How can we achieve that?

proc sql;
create view work.W2K3NU8 as
  select
     ID,
     DNUMBER,
     FILENAME,
     FILE   
        format = $HEX2048.
        informat = $HEX2048.,
     (input(compress(DATEENTERED),YYMMDD10.)) as DATEENTERED length = 8
        format = date.
        informat = date.
        label = 'DATEENTERED',
     (input(compress(DATEADDED),YYMMDD10.)) as DATEADDED length = 8
        format = date.
        informat = date.
        label = 'DATEADDED',
     (input(compress(DATECHANGED),YYMMDD10.)) as DATECHANGED length = 8
        format = date.
        informat = date.
        label = 'DATECHANGED',
     TYPE
from &SYSLAST;
quit;

AND here is data step

      data trd.GAFILES
          (dbnull = (
                     ID = NO
                     DNUMBER = YES
                     FILENAME = YES
                     GA_FILE = YES
                     DATEENTERED = YES
                     DATAADDED = YES
                     DATECHANGED = YES
                     TYPE = YES
                     ETL_CREATE = YES
                     ETL_UPDATE = YES));
     attrib ID length = $255
        format = $255.
        informat = $255.
        label = 'ID'; 
     attrib DNUMBER length = $10
        format = $10.
        informat = $10.
        label = 'DNUMBER'; 
     attrib FILENAME length = $255
        format = $255.
        informat = $255.
        label = 'FILENAME'; 
     attrib GA_FILE length = $4096
        format = $HEX2048.
        informat = $HEX2048.
        label = 'GA_FILE'; 
     attrib DATEENTERED length = 8
        format = DATETIME20.
        informat = DATETIME20.
        label = 'DATEENTERED'; 
     attrib DATAADDED length = 8
        format = DATETIME20.
        informat = DATETIME20.
        label = 'DATAADDED'; 
     attrib DATECHANGED length = 8
        format = DATETIME20.
        informat = DATETIME20.
        label = 'DATECHANGED'; 
     attrib TYPE length = $100
        format = $100.
        informat = $100.
        label = 'TYPE'; 
     attrib ETL_CREATE length = 8
        format = DATETIME20.
        informat = DATETIME20.
        label = 'ETL_CREATE'; 
     attrib ETL_UPDATE length = 8
        format = DATETIME20.
        informat = DATETIME20.
        label = 'ETL_UPDATE'; 
     call missing(of _all_);
     stop;
  run;

Solution

  • SAS datasets won't support > 32767 character size.
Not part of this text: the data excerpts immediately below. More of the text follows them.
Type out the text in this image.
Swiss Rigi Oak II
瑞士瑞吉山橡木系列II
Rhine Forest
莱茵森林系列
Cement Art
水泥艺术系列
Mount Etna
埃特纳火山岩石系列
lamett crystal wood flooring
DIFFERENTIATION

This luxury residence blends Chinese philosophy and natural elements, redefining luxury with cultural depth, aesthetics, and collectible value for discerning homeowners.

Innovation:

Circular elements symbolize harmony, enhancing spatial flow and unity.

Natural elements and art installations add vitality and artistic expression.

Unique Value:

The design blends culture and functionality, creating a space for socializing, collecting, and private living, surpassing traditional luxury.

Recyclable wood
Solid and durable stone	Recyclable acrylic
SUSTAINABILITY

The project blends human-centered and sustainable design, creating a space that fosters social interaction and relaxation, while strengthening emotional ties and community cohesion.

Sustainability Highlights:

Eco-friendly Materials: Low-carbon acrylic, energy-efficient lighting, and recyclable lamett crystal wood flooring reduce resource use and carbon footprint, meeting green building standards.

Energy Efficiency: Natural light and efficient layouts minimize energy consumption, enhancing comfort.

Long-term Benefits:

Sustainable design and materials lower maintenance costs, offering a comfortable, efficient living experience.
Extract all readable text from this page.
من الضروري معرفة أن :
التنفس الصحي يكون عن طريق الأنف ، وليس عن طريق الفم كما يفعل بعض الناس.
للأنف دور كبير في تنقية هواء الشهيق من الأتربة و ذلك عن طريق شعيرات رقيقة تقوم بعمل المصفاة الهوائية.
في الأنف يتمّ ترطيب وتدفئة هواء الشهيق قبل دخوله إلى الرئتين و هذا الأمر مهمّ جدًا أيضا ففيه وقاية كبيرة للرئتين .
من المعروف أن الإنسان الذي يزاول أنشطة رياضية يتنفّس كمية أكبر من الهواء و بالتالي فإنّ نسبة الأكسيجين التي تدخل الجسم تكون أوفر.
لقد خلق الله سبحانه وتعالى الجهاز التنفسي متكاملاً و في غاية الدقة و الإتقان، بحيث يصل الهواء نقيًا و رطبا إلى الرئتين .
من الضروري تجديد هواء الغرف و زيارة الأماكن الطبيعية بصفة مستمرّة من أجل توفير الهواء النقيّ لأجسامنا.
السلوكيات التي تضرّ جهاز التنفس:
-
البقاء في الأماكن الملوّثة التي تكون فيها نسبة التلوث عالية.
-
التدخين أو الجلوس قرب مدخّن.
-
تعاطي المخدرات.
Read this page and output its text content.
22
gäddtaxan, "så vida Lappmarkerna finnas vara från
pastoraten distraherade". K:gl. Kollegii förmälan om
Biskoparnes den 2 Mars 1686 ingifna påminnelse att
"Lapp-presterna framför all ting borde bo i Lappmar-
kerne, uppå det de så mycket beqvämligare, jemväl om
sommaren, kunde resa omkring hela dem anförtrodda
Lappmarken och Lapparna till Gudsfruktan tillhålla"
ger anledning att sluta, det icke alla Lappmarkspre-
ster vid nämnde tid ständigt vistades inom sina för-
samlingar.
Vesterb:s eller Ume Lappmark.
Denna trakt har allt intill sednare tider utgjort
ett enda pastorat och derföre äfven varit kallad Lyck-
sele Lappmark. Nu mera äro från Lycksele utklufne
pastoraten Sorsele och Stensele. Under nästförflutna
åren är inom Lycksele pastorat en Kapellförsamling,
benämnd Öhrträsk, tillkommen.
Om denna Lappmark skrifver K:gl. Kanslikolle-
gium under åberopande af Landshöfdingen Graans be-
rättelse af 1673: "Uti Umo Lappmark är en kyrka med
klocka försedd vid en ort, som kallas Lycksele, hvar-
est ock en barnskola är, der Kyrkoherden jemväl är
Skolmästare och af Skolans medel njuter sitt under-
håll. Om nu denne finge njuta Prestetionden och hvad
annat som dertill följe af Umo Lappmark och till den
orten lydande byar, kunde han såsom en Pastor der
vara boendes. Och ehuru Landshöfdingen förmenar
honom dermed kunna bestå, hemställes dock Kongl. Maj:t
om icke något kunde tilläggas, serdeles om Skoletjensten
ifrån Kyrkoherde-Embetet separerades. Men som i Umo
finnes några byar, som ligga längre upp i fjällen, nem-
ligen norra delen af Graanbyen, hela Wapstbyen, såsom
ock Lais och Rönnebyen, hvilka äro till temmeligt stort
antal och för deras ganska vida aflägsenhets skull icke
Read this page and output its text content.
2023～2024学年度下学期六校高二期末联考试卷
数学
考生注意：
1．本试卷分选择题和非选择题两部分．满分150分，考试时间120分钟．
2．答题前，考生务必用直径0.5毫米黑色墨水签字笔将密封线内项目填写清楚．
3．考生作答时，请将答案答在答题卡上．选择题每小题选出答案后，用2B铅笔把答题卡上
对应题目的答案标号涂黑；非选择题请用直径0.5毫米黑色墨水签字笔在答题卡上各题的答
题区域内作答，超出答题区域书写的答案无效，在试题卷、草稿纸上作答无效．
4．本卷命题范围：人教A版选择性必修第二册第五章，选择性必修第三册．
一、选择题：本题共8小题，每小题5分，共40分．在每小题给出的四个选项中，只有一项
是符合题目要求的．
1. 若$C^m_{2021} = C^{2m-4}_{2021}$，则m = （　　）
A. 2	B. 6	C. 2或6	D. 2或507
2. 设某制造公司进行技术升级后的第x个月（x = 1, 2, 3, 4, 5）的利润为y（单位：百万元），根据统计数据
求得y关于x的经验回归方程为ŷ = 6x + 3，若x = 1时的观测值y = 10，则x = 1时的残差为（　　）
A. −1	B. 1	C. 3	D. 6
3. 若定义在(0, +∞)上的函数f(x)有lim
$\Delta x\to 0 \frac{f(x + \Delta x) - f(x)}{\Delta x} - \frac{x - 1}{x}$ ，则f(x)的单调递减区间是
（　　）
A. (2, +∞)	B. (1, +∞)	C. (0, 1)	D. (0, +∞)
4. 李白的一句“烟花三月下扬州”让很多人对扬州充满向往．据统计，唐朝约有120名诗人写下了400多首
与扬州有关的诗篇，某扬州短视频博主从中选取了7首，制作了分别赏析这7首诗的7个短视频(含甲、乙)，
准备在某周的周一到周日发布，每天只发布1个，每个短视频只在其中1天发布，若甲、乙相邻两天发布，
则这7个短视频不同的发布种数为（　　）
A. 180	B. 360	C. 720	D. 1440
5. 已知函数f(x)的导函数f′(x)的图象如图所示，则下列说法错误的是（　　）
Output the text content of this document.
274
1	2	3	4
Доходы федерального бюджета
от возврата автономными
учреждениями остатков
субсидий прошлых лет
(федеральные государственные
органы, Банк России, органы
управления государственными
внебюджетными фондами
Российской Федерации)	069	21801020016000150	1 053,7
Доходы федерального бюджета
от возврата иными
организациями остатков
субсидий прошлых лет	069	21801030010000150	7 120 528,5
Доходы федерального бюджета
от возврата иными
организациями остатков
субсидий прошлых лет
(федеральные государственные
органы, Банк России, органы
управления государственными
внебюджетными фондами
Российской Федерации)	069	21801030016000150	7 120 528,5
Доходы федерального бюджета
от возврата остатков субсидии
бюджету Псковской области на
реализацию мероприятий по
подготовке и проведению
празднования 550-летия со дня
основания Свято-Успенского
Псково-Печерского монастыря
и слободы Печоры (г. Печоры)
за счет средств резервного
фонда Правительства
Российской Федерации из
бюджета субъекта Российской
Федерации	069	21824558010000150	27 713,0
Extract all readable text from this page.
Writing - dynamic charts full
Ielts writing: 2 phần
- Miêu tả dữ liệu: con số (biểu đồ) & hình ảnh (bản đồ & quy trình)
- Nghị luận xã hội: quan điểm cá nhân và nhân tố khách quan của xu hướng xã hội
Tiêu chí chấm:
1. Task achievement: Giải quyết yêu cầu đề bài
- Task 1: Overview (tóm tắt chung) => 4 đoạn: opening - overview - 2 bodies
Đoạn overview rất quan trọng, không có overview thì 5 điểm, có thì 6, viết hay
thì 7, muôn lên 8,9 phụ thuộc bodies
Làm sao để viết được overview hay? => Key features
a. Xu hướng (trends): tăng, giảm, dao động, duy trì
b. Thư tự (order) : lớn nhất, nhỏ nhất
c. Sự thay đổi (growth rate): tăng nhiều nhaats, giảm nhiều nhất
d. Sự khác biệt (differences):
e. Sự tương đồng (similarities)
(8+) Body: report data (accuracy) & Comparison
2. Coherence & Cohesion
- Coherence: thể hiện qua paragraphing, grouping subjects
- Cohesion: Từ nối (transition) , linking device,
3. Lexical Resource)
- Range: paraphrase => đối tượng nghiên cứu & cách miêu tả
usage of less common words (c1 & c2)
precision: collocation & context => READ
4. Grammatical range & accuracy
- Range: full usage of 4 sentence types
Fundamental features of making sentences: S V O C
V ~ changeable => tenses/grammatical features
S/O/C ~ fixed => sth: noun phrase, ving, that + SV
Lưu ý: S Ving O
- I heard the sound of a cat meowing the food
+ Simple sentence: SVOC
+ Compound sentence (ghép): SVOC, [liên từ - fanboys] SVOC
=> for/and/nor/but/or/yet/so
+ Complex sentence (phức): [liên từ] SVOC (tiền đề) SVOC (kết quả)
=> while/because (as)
I'm not sure where you saw that it supports greater; you're probably reading the ACCESS reference, which is describing the different data types of the DBMSs (ie, in the DB2 section, it describes BLOBs and CLOBs as allowing up to 2GB in size, but that's describing what DB2 supports - not SAS's support).

    SAS will happily access BLOBs, but it won't take more than 32767 from it. You would have to read in chunks, or use DBMS-specific language in a pass through session (which would have to pass it through without touching it). You can read in chunks like so (fill in appropriate substring function and connection information):

    proc sql;
    connect to <>;
    create table SASTBL as 
      select * from connection to <> (
       select substring_Function(blobfield,1,32767) as blob_1,
              substring_Function(blobfield,32768,32767) as blob_2,
              substring_Function(blobfield,65535,32767) as blob_3,
    (... etc ... )
      from your_tbl;
    );
    quit;
    

    If you have 9.4, you also might be able to use FedSQL to do the conversion; I'm not very familiar with FedSQL, but the purpose of it is to support more data types than SAS supports. It doesn't explicitly say that it can support BLOBs (the notes on BLOB are consistently 'mapped to a similar data type', which presumably means char or varchar) but it might be worth a shot if you have 9.4.